To be fair, the blame-Wall Street narrative has cemented in the public consciousness, and is hard to crack. That's because in the wake of the crisis, the Obama White House and Pelosi-Reid Congress engineered a cover-up of Washington's role in the mess through the Democrat-led Financial Crisis Inquiry Commission. The national media now defer to it as the final authority on what caused the crisis and ensuing recession.

"The FCIC's report put the majority of the blame squarely where it belonged: on the shoulders of the Wall Street executives," Bloomberg News opined.
While not blameless, Wall Street is an easy scapegoat. And investment houses that made billions slicing and dicing mortgages into CDOs, derivatives, credit default swaps and other exotic paper are easy to demonize. But the problem wasn't these financial instruments. Or even the obscene profits they generated. Mortgage-backed securities were nothing new, and we've always had speculation in the market.

The problem was the underlying assets: low-quality mortgages. We've never had so many junk home-loans poisoning the financial well before. And who poisoned the well? Washington and its affordable-housing policies.

It was Washington that declared prudent home-lending standards racist and gutted traditional underwriting rules in the name of diversity. It was government that created the risk on Main Street. Yes, Wall Street spread it, with the help of Treasury-backed Fannie and Freddie. But who's at greater fault for harming the village — the person who poisons the well or the one who distributes the water?
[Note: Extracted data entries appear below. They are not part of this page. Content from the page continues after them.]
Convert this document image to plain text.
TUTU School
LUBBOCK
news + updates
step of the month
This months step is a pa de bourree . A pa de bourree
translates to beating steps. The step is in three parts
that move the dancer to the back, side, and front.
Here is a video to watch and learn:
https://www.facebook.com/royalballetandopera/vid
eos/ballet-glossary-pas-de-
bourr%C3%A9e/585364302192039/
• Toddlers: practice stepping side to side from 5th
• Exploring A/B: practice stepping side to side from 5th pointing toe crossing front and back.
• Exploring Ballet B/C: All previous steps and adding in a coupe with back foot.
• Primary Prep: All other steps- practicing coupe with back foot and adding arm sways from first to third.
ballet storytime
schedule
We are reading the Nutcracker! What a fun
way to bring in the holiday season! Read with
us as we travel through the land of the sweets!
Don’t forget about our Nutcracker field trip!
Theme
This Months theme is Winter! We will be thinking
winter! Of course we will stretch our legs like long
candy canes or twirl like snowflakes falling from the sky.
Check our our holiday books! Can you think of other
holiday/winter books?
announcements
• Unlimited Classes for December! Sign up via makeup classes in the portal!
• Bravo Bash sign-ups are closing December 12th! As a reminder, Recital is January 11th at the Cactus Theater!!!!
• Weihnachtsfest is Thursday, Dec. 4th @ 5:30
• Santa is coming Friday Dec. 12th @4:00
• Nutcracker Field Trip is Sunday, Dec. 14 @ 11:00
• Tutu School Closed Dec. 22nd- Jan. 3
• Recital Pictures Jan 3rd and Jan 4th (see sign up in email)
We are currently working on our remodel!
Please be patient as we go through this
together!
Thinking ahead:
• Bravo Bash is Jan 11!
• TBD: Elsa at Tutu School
The biggest applause line in the Las Vegas debate came when Cain told the growing throngs of jobless protesters their anger was misplaced. They should be marching on Pennsylvania Avenue, he said, not Wall Street. But that's not enough. Republicans have to lay out the facts that Democrats have swept under the rug.

The historical record is clear, the evidence overwhelming, if only someone would litigate the case on the national stage. While GOP leaders dither, the Democratic National Committee has launched a coordinated attack with the Obama re-election campaign to link GOP candidates closer to Wall Street and the crisis.

By criminalizing Wall Street, they hope to sour voters to their biggest defender. Polls show the strategy is starting to work. Time to fight fire with fire.